Remember that a doubtful debt allowance recognises probable bad debt (since the actual bad debt is only recognised one financial year later).
A debt can go bad immediately, such as when a previously good customer suddenly goes into liquidation. So not all
bad debts must follow two stages, i.e. become doubtful before actually going bad.
So what is a doubtful debt and how can I use it to my advantage?
A doubtful debt is where debt has passed the settlement date and initial efforts to collect have failed.
Based on this, you could claim a doubtful debt allowance against the debts that will probably be recognised as bad and unrecoverable in the next financial period.
An allowable deduction for doubtful debt is subject to the discretion of SARS. To apply for this deduction, you must submit a detailed list of doubtful debts together with your annual tax return.
In practice, SARS allows 25% of doubtful debts as a deduction.
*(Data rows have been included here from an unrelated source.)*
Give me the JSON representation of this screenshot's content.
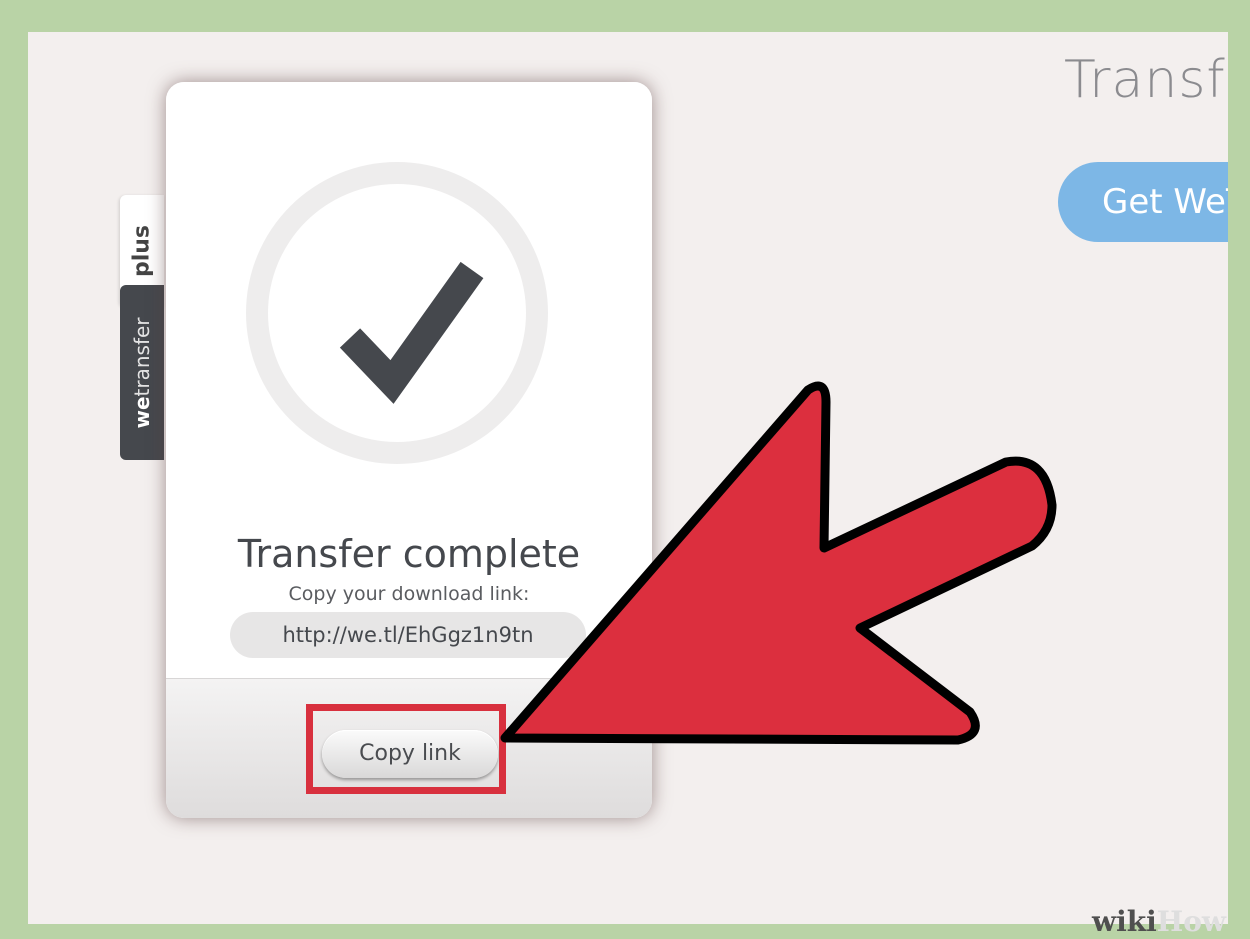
{
  "page": {
    "heading": "Transfer",
    "get_button_label": "Get WeTransfer Plus"
  },
  "side_tabs": {
    "plus_label": "plus",
    "brand_bold": "we",
    "brand_rest": "transfer"
  },
  "card": {
    "status_icon": "checkmark-icon",
    "title": "Transfer complete",
    "subtitle": "Copy your download link:",
    "link_url": "http://we.tl/EhGgz1n9tn",
    "copy_button_label": "Copy link"
  },
  "annotation": {
    "arrow_color": "#dc2f3e",
    "highlight_color": "#d8303e"
  },
  "watermark": {
    "part1": "wiki",
    "part2": "How"
  }
}
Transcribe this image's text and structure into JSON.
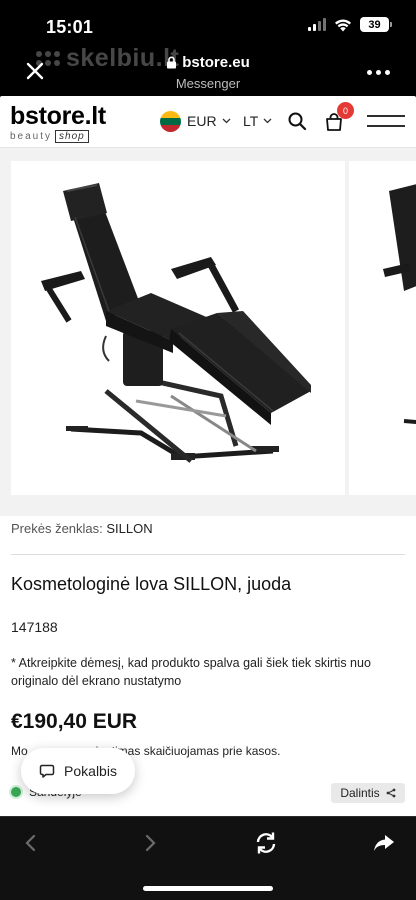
{
  "status_bar": {
    "time": "15:01",
    "battery": "39"
  },
  "browser": {
    "url": "bstore.eu",
    "subtitle": "Messenger",
    "watermark": "skelbiu.lt"
  },
  "site": {
    "logo_main": "bstore.lt",
    "logo_sub_a": "beauty",
    "logo_sub_b": "shop",
    "currency": "EUR",
    "language": "LT",
    "cart_count": "0"
  },
  "product": {
    "brand_label": "Prekės ženklas:",
    "brand_value": "SILLON",
    "title": "Kosmetologinė lova SILLON, juoda",
    "sku": "147188",
    "note": "* Atkreipkite dėmesį, kad produkto spalva gali šiek tiek skirtis nuo originalo dėl ekrano nustatymo",
    "price": "€190,40 EUR",
    "shipping_prefix": "Mo",
    "shipping_suffix": "siuntimas skaičiuojamas prie kasos.",
    "stock": "Sandėlyje",
    "share_label": "Dalintis"
  },
  "chat": {
    "label": "Pokalbis"
  },
  "colors": {
    "accent_red": "#e53935",
    "stock_green": "#3aa655",
    "chair": "#1c1c1c"
  }
}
Just make sure that you include any doubtful debts that SARS allows you to deduct, in your income the following year.
Of course, SARS being SARS, there are a few hoops you have to jump through before you can claim the allowance. To qualify for the doubtful debt allowance, you must be able to prove you've made some effort to collect the outstanding amounts.
That's why it's a good idea to set up a doubtful debt policy document to ensure the allowance is consistently applied using sound reasoning.
What should your doubtful debt policy contain?
This policy should contain:
- Your company credit policy indicating terms of payments;
- Possible actions to collect outstanding amounts;
- Possible actions where either the debt is possibly not recoverable or legal action is to be pursued to aid the collection; and
- Treatment of further dealings and sales with the defaulting debtor, such as suspending further credit and sales to that debtor in an effort to limit possible losses.
You should also:
- levy interest on overdue accounts;
- perhaps offer settlement discounts;
- send letters of demand; and
- pursue legal actions.
This will justify your claim to SARS that the debt is potentially irrecoverable. If assets or stock were sold to the debtor, consider the possibility of recovering the remaining assets or stock not paid for!
Develop these policies today, if you don't already have them, and make the most of this doubtful debt allowance to save money.